I don’t read books, but if I did, I would have my choice of about a thousand novels out there all with basically the same title. Name a profession or a type of person, and then give that person a wife or a daughter, and there’s your title. For example: The Memory Keeper’s Daughter, The Time Traveler’s Wife, The Optimist’s Daughter, The Pilot’s Wife, The Gravedigger’s Daughter, The Zookeeper’s Wife, and so on. There are many, many more. What should we take from this trend? Are these authors implying that women are only interesting insofar as they are connected to interesting men? Or is it simply that this is seen as a new angle to take when writing about familiar subjects, e.g.: “You’ve read about interesting men before, now read about the effect these interesting men have on the women closest to them”? Or are these authors attempting to attract a female market for their book, figuring that every female book-buyer is someone’s daughter and many are someone’s wife? I don’t know, but I have to admit that there’s something alluring about these titles. I once thought of trying something similar and writing a short story called “The Obfuscator’s Chambermaid.” Now, I only have a vague notion of what either of those words mean, so the story in my head was a little disjointed. The protagonist was a female chess champion with Huntington’s Disease living in Chicago who slept every night on the subway and hustled old men playing chess in the park who thought they were hustling her. One of these men, a gritty old windbag with a gentle soul and a penchant for rambling on for hours about the past (the obfuscator) would invite her to be his live-in maid.
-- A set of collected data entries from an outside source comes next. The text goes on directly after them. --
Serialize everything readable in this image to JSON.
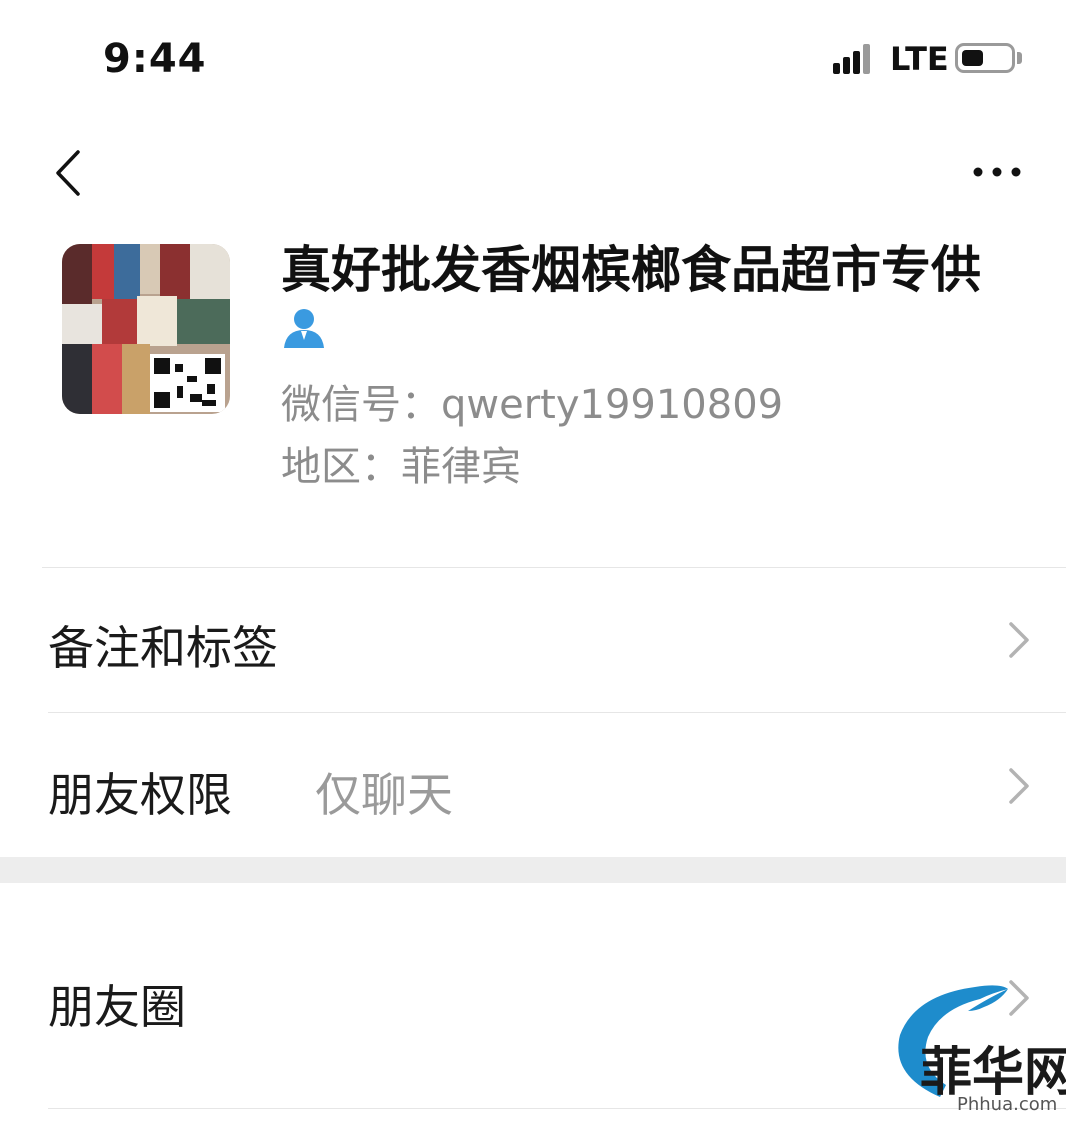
{
  "status_bar": {
    "time": "9:44",
    "network": "LTE",
    "battery_level": 0.45
  },
  "nav": {
    "back_icon": "chevron-left-icon",
    "more_icon": "more-horizontal-icon"
  },
  "profile": {
    "name": "真好批发香烟槟榔食品超市专供",
    "gender_icon": "person-icon",
    "gender_color": "#3a9ae0",
    "wechat_id": "微信号：qwerty19910809",
    "region": "地区：菲律宾"
  },
  "rows": [
    {
      "label": "备注和标签",
      "value": ""
    },
    {
      "label": "朋友权限",
      "value": "仅聊天"
    },
    {
      "label": "朋友圈",
      "value": ""
    }
  ],
  "watermark": {
    "cn": "菲华网",
    "site": "Phhua.com",
    "color": "#1e8ccc"
  }
}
She’d accept, but her hand would always shake from the Huntington’s while she was carrying his bedpan, with hilarious results. She would end up falling in love with his son, who is a doctor doing cutting-edge research on Huntington’s, but with a violent, unpredictable temper and a deep-rooted loathing of chess (obviously I would have inserted a revealing father-son anecdote here). How could this story possibly end but in a phantasmagoria of bloodshed, ineffective medicine, and chessmen scattered like shrapnel on the floor? There could be no other way. I had it all plotted out before I remembered that in addition to not reading books, I most certainly do not write stories.